Deployment - HeliumEdu/deploy GitHub Wiki

The Ansible scripts in this repository can be used to deploy to any environment, from production to a local Vagrant. For convenience, helium-cli, which is compatible with this project and provides a useful set of tools for maintaining, building, and deploying the code, is also installed when certain make commands are run. Using this tool, executing helium-cli deploy-build 0.1.0 qa will deploy the 0.1.0 build to the QA environment, provisioning the nodes as necessary with configuration settings in this repository. For more details on how to make these these builds, see the helium-cli documentation. A versioned build can be deployed, but Git branches can also be deployed, for example helium-cli deploy-build feature-27-branch devbox.

Remote deployments will not work without a permissioned SSH key at ~/.ssh/id_rsa, an inventory file for the given environment in ansible/group_vars, and the necessary private configuration files (for instance, SSL certificates) in ansible/private.

Environments

Making a New Environment Configuration

Environment's are groups of hosts (or just one, if the environment is a small, all-in-one host) and their associated inventory files. For example, the deploy command in the section above helium-cli deploy-build 0.1.0 qa will only work if a qa group has been defined under the ansible folder with the necessary hosts and inventory files.

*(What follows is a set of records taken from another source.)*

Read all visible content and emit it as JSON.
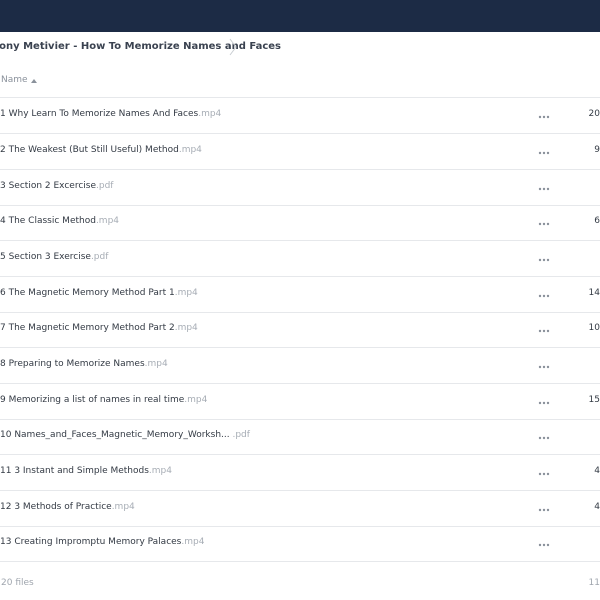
{
  "breadcrumb": {
    "title": "hony Metivier - How To Memorize Names and Faces"
  },
  "list_header": {
    "name_label": "Name",
    "sort_icon": "sort-ascending-icon"
  },
  "files": [
    {
      "name": "1 Why Learn To Memorize Names And Faces",
      "ext": ".mp4",
      "size": "20"
    },
    {
      "name": "2 The Weakest (But Still Useful) Method",
      "ext": ".mp4",
      "size": "9"
    },
    {
      "name": "3 Section 2 Excercise",
      "ext": ".pdf",
      "size": ""
    },
    {
      "name": "4 The Classic Method",
      "ext": ".mp4",
      "size": "6"
    },
    {
      "name": "5 Section 3 Exercise",
      "ext": ".pdf",
      "size": ""
    },
    {
      "name": "6 The Magnetic Memory Method Part 1",
      "ext": ".mp4",
      "size": "14"
    },
    {
      "name": "7 The Magnetic Memory Method Part 2",
      "ext": ".mp4",
      "size": "10"
    },
    {
      "name": "8 Preparing to Memorize Names",
      "ext": ".mp4",
      "size": ""
    },
    {
      "name": "9 Memorizing a list of names in real time",
      "ext": ".mp4",
      "size": "15"
    },
    {
      "name": "10 Names_and_Faces_Magnetic_Memory_Worksh...",
      "ext": " .pdf",
      "size": ""
    },
    {
      "name": "11 3 Instant and Simple Methods",
      "ext": ".mp4",
      "size": "4"
    },
    {
      "name": "12 3 Methods of Practice",
      "ext": ".mp4",
      "size": "4"
    },
    {
      "name": "13 Creating Impromptu Memory Palaces",
      "ext": ".mp4",
      "size": ""
    }
  ],
  "footer": {
    "file_count": "20 files",
    "total_size": "11"
  },
  "colors": {
    "topbar": "#1c2b45",
    "extension": "#a7adb5",
    "text": "#333a44",
    "divider": "#e6e8eb"
  }
}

Making a New Group Configuration

To create a new group, create a new .yml file in this folder and define what it deploys to what hosts. Each host referenced in the new group .yml should also be defined in the hosts file. Each group/host combination should have a corresponding .yml file under group_vars.

Note that devbox.yml sets clone_code=False. This is because in the Vagrant environment, project code is mounted using shared folders. In all other environments, this flag should be omitted (which will default it to True).

Creating a new inventory file in is documented here.

Current Risks

These deployment configurations currently have two accepted risks:

  • Deployments are done onto live nodes (chance of downtime)
    • This risk can be minimized by deploying using only the --code flag whenever possible

Zero Downtime Releases

Even if the --code flag is used to avoid interrupted live sessions during a deploy, there is a small chance of interrupted or odd behavior during a deployment. There are a few possible solutions to this. One is to implement a rigid blue/green deployment infrastructure. Another solution would probably be to utilize deployable AMIs and roll an ELB to a new AMI once deployment is completed.

The current blocker is cost constraints for engineering resources, infrastructure, and the financial cost that is incurred by these options. It is not prioritized at this stage of the project.